Por muito tempo, o padrão de beleza da minha infância foi Gretchen. Fazíamos concursos para coroar quem melhor reproduzisse o rebolado e a sensualidade da nossa musa. Eu, que fazia aulas de balé clássico, fracassava a cada concurso.
A sensualidade transbordava dos programas vespertinos e ditava a moda popular. Os shortinhos que víamos na TV e nas ruas eram minúsculos. Tinham uma fenda nos quadris ajustada por barbantinhos de acordo com o gosto. Em comparação, o figurino de Suellen, a piriguete da novela das 8, parece ter saído do guarda-roupa recatado de uma juíza.
E os desfiles de Carnaval? Exalavam sexo. As cabrochas eram cercadas por passistas ávidos que giravam os pandeiros na altura dos quadris delas. Enquanto os raprazes lançavam olhares sedentos para a câmera de TV, colocavam a língua de fora, a um centímetro de lamber as curvas incomparáveis das mulatas cariocas.
Não vejo nada disso quando assisto pela TV aos desfiles de hoje. Não sei se o comportamento dos passistas mudou ou se a edição das transmissões mudou. Só indo ao sambódromo para conferir... Minha memória me obriga a reconhecer que hoje a TV está mais pudica. E não mais avacalhada como tanta gente gosta de repetir.
Se comparadas às chacretes, as dançarinas do Faustão são a expressão máxima da castidade. Concordo que a TV ainda exibe mais sexo e violência do que deveria. Concordo que é preciso proteger as crianças. Mas é preciso lembrar que a situação já foi bem pior. Dito isso, volto a afirmar que Xuxa não pode ser julgada fora do contexto em que viveu e brilhou.
Isso não significa que eu goste dos programas dela. Sempre achei o Xou da Xuxa uma atração emburrecedora. Tenho orgulho de ter conseguido manter minha filha desinteressada por coisas do tipo. Ainda assim, sou capaz de enxergar em Xuxa uma pessoa que merece meu respeito. O valor de uma pessoa não pode estar atrelado a seu valor como profissional.
Muitos leitores podem achar que sou uma jornalista ruim. Ou péssima. Ainda assim, talvez eu seja uma pessoa que merece atenção e tenha algum valor. O contrário também é verdadeiro.
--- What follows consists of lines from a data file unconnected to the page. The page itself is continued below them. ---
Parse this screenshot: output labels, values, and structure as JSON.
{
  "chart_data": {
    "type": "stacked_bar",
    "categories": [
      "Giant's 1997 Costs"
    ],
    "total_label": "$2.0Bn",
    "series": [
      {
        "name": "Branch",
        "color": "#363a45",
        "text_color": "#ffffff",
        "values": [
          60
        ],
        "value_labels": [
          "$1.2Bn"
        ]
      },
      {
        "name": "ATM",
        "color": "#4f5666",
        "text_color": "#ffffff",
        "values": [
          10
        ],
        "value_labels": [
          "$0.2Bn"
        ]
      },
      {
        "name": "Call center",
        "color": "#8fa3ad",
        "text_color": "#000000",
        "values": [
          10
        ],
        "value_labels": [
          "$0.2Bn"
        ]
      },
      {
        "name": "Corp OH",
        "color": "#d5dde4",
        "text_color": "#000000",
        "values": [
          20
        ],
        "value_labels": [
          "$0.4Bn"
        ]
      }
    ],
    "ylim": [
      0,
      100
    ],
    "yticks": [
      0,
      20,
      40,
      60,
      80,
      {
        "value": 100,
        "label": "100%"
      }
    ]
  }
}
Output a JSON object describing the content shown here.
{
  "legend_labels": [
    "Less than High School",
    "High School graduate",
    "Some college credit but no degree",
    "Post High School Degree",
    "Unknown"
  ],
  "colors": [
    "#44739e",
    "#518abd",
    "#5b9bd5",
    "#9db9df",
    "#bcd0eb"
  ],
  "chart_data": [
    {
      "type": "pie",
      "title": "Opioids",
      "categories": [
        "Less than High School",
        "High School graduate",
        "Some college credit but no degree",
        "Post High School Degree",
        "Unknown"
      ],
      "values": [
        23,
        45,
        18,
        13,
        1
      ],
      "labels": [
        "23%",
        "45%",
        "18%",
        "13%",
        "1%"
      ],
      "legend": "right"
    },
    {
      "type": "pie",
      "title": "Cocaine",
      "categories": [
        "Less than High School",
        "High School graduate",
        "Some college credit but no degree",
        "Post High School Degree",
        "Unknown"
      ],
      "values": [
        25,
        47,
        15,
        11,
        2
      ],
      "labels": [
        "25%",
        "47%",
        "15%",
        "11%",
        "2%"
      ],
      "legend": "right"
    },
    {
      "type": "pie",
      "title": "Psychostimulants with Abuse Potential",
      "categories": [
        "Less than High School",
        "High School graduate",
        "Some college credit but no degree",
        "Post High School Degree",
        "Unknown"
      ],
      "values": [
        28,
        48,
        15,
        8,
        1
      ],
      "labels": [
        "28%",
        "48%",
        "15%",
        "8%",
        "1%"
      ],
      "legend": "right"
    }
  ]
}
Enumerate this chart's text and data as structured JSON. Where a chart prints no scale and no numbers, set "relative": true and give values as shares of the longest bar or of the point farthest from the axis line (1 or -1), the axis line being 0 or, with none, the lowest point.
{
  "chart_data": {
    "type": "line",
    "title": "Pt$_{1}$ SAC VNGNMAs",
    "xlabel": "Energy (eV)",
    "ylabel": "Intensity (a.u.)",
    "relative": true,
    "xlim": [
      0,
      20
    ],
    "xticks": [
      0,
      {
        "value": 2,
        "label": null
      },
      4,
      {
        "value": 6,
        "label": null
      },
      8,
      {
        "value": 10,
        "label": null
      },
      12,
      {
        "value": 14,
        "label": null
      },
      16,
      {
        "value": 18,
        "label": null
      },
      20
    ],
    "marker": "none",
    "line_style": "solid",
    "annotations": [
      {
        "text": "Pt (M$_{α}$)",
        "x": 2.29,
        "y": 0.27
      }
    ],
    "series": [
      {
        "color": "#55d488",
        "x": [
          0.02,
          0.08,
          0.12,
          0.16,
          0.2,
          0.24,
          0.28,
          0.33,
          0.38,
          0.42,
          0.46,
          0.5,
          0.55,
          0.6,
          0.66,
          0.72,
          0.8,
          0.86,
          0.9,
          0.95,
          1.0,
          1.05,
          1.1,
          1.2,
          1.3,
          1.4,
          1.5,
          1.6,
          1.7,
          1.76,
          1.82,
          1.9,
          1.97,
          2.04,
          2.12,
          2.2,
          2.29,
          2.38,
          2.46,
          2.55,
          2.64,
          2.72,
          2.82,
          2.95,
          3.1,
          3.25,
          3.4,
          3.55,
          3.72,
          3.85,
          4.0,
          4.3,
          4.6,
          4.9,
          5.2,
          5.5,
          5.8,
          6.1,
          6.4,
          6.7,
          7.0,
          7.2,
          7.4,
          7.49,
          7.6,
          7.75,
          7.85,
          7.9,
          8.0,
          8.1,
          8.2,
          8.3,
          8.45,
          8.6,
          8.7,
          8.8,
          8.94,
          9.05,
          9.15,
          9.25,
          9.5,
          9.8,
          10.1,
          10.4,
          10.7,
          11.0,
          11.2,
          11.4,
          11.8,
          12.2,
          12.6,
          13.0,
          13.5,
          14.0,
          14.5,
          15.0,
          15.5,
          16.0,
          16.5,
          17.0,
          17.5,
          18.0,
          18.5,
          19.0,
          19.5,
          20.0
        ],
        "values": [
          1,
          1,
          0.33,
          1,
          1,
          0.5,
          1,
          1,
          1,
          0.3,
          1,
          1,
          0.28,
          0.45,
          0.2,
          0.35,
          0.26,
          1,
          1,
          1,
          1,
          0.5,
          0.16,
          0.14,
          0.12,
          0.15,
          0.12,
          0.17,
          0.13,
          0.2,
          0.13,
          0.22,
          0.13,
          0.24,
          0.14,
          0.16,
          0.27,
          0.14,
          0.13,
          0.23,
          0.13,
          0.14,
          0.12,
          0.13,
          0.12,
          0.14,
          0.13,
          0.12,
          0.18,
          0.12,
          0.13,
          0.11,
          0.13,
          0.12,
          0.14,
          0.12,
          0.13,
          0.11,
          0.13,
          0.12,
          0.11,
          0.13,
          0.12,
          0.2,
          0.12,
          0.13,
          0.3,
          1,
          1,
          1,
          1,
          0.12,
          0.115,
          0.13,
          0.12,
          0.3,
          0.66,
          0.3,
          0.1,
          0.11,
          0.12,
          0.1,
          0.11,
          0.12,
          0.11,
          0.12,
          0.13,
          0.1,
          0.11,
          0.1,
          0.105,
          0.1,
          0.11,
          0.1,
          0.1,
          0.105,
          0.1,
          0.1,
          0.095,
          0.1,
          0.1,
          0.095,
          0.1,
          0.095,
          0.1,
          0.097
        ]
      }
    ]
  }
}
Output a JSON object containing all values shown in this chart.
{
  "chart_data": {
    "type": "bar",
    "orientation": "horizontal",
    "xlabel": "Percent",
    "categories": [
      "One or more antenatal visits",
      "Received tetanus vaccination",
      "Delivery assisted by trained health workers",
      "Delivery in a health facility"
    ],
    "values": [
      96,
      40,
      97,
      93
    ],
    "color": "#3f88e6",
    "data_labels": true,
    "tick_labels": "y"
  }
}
Existem profissionais competentíssimos que, para serem consideradas pessoas de valor, precisariam nascer de novo.
Xuxa faz um trabalho social. A entrevista dela tinha um objetivo. Chamar atenção para os abusos sexuais sofridos por crianças e adolescentes. Nessa tarefa, ela foi extremamente bem sucedida. Como em outras que são pouco conhecidas.
A Fundação Xuxa Meneghel mantém uma sede em Pedra de Guaratiba, no estado do Rio, uma das regiões com os mais baixos indicadores de desenvolvimento humano do país. Mais de 400 crianças e adolescentes são educados, tratados e conduzidos ali para uma vida melhor. A fundação também oferece oficinas e atividades educativas para a comunidade. Mais de 7 mil atendimentos foram realizados no ano passado. Apoia também projetos de proteção à infância em todas as regiões do país.
Não sabia que o trabalho de Xuxa ia além da sede de Guaratiba. Descobri nesta semana, durante uma cerimônia em Brasília. Tive a felicidade e a honra enorme de ser diplomada Jornalista Amiga da Criança, um título conferido pela Agência de Notícias dos Direitos da Infância (ANDI) aos profissionais que têm compromisso com a defesa dos direitos humanos. Lá, alguém mencionou um trabalho feito no Norte graças ao apoio da fundação de Xuxa.
Novamente, voltei a me perguntar por que ela merece tanto desprezo. Por que saudamos Bill Gates e sua digníssima esposa Melinda como beneméritos ao mesmo tempo em que achincalhamos o trabalho, as intenções e os sentimentos de Xuxa? Isso é insensibilidade, algo que não combina com o Brasil e com os brasileiros.
Antes de atirar a primeira ou a milionésima pedra, pense duas vezes. A próxima vítima pode ser você. Quando clamar por civilidade na internet é possível que ninguém mais conheça o significado da palavra. Por absoluta falta de uso.